Anil Kumble: The Tall Spinner
Anil Kumble approached leg spin in a more direct way. He bowled quicker than most wrist spinners, and his height produced a steep bounce that troubled batters. His googly came at high speed with only a small change in action, so the inward movement after pitching often trapped players lbw or shattered the stumps. It was a subtle but highly effective option in his armoury.
Rashid Khan: The Modern Master
Rashid Khan represents the modern face of the googly, especially in T20 cricket. His arm moves so fast that batters rarely spot the position of the wrist. He keeps the ball deep inside the palm and generates spin mainly through the fingers, which makes the googly seem identical to his stock delivery. The sharp inward movement after the bounce creates pressure instantly, turning the wrong’un into one of the most dangerous balls in short formats.
FAQs about Googly in Cricket
What is a googly in cricket bowling?
A googly is a delivery bowled by a leg spinner that turns in the opposite direction of the usual leg break. It comes back into a right-handed batter instead of moving away, and the deception lies in the bowler keeping the action identical to the stock ball.

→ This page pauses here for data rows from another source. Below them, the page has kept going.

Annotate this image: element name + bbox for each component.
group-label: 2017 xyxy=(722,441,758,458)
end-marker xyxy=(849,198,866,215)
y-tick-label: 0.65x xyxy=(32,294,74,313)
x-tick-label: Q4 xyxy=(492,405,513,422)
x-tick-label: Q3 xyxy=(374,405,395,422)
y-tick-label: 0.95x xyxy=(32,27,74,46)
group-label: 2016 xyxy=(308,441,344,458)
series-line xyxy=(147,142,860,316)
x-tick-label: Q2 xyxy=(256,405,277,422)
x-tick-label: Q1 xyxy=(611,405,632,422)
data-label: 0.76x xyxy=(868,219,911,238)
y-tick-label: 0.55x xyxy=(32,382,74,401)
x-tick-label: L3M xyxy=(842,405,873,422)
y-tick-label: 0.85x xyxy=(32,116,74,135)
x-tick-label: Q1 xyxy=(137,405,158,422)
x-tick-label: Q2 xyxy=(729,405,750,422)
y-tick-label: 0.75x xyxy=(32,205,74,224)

Who invented the googly ball?
The googly is credited to Bernard Bosanquet, an English cricketer from the early 1900s. His experiments with different kinds of spin led to a delivery that surprised batters and reshaped the way leg spin worked.
What is the difference between a googly and a doosra?
A googly belongs to a leg spinner and relies on wrist spin, while a doosra belongs to an off spinner and relies on finger spin. Both deliveries turn in an unexpected direction, but they come from two completely different bowling actions.
Why is it called a wrong'un?
The term “wrong’un” reflects the idea that the ball behaves in a way the batter does not expect. The delivery moves in the “wrong” direction compared to the bowler’s usual leg break, which is why the nickname became part of cricket language.